- Em território português houve teatro desde o séc. I ou ainda antes (teatro romano de Lisboa).
- Durante as invasões suevas e visigóticas e dominação árabe foram sempre surgindo actividades esporádicas ligadas às artes cénicas.
- Por toda a Idade Média atingem a Península, concretamente a sua faixa ocidental diversas fontes dramático-espectaculares: Teatro litúrgico-religioso,teatro popular e jogralesco,teatro de origem cortesã.
- O primeiro vestígio documental data do séc. XII, doação de D. Sancho I a dois jograis (Bonamis e Acompaniado).
- Os serões das cortes dos primeiros reis de Portugal seriam animados por trovadores, segréis e jograis, descendentes dos bardos gauleses.
- A actividade jogralesca não pode ser identificada com o teatro, mas envolve uma potencialidade dramática e uma capacidade espectacular que lhe anda próxima.
- Mantinha viva a fonte de potencial dramaturgia popular.
- Bailarinos e acrobatas, cantores e poetas, bobos adestradores de animais, etc.
- Foram várias vezes vítimas de perseguição, o que levou os artistas a tentar definir diversos tipos, categorias ou classes, conforme a habilidade ou arte em que se especializavam.
- O trovador provençal Geraldo Riquier, propunha a seguinte distinção:
- Bufões - Aqueles que exercem arte inferior, exibem em público macacos, cães, cabras, imitam os cantares dos pássaros, tocam instrumentos vários para entreter o vulgo e aqueles que sem possuir arte alguma aparecem na corte.
- Jogral - Aquele que sabe agradar às pessoas de qualidade, tocando instrumentos, contando histórias, interpretando canções e poesias ou exibindo outros talentos.
- Trovador - Aquele que possui o dom de inventar melodias, compor canções para dança, versos, estrofes, baladas, obras e sirventes.
2. Teatro Litúrgico
- Vitorino Nemésio descreveu a cantiga de amigo como um "pequeno drama lírico de amor depurado e profundo, nascido da vida caseira e criado no longo apartamento".

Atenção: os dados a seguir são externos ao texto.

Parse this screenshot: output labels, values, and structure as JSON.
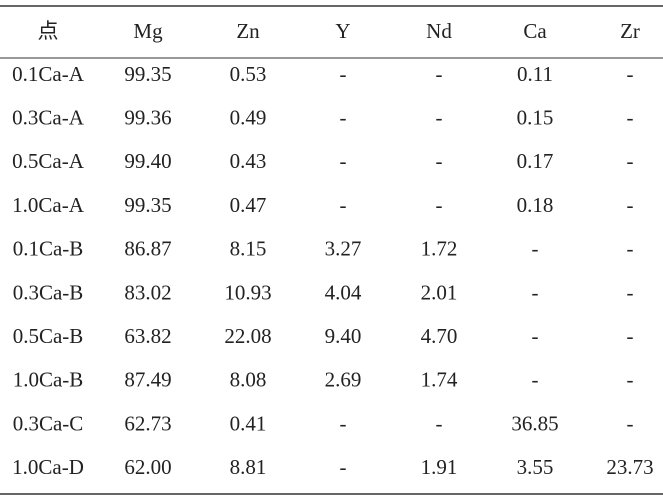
{
  "table": {
    "header": [
      "点",
      "Mg",
      "Zn",
      "Y",
      "Nd",
      "Ca",
      "Zr"
    ],
    "rows": [
      [
        "0.1Ca-A",
        "99.35",
        "0.53",
        "-",
        "-",
        "0.11",
        "-"
      ],
      [
        "0.3Ca-A",
        "99.36",
        "0.49",
        "-",
        "-",
        "0.15",
        "-"
      ],
      [
        "0.5Ca-A",
        "99.40",
        "0.43",
        "-",
        "-",
        "0.17",
        "-"
      ],
      [
        "1.0Ca-A",
        "99.35",
        "0.47",
        "-",
        "-",
        "0.18",
        "-"
      ],
      [
        "0.1Ca-B",
        "86.87",
        "8.15",
        "3.27",
        "1.72",
        "-",
        "-"
      ],
      [
        "0.3Ca-B",
        "83.02",
        "10.93",
        "4.04",
        "2.01",
        "-",
        "-"
      ],
      [
        "0.5Ca-B",
        "63.82",
        "22.08",
        "9.40",
        "4.70",
        "-",
        "-"
      ],
      [
        "1.0Ca-B",
        "87.49",
        "8.08",
        "2.69",
        "1.74",
        "-",
        "-"
      ],
      [
        "0.3Ca-C",
        "62.73",
        "0.41",
        "-",
        "-",
        "36.85",
        "-"
      ],
      [
        "1.0Ca-D",
        "62.00",
        "8.81",
        "-",
        "1.91",
        "3.55",
        "23.73"
      ]
    ]
  }
}
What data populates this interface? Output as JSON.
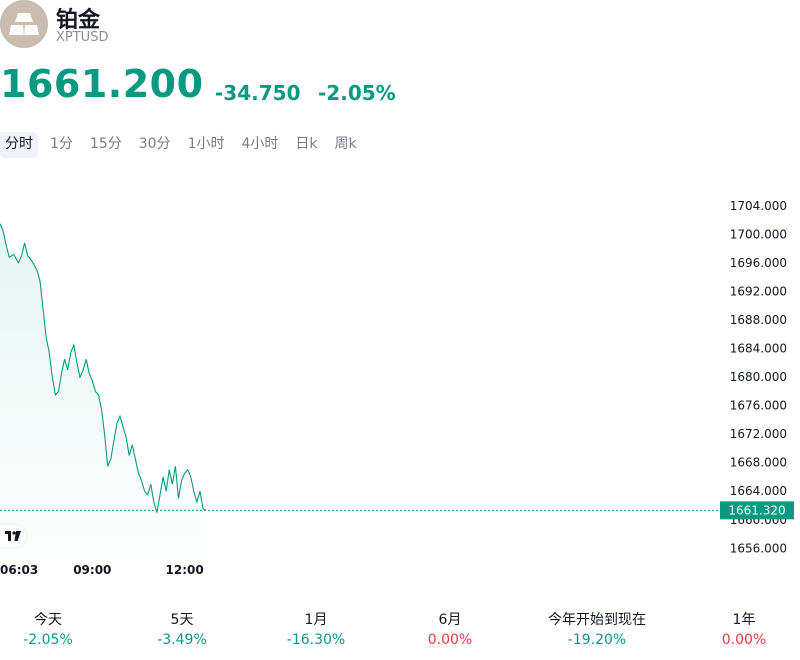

- Os cancioneiros medievais têm vários poemas em forma de diálogo, as tenções, onde é fácil detectar uma intencionalidade teatral, que deriva da alternância de réplicas, perguntas e respostas.
- Goliardos - Jograis especializados na imitação desrespeitosa das cerimónias litúrgicas.
2. Teatro Litúrgico
- Nascido à sombra da igreja, misturado com a representação da Sagrada Escritura.
- A cena medieval surgiu dessas práticas religiosas, que na generalidade dos países deu origem aos esplendorosos ciclos de raiz cristã, verdadeiras paradas em que toda a cidade colaborava - Os mistérios e os milagres.
- Na península não há vestígios textuais destas representações, mas chegaram até nós várias regras religiosas que as proibiam (ou que as permitiam em circunstâncias muito especiais, como no Natal), e que proibiam o contacto do clero com jograis e outros artistas, pelo que se pode confirmar que elas existiam.
- As procissões de Corpus Christi seriam também acompanhadas de intersecções dramáticas.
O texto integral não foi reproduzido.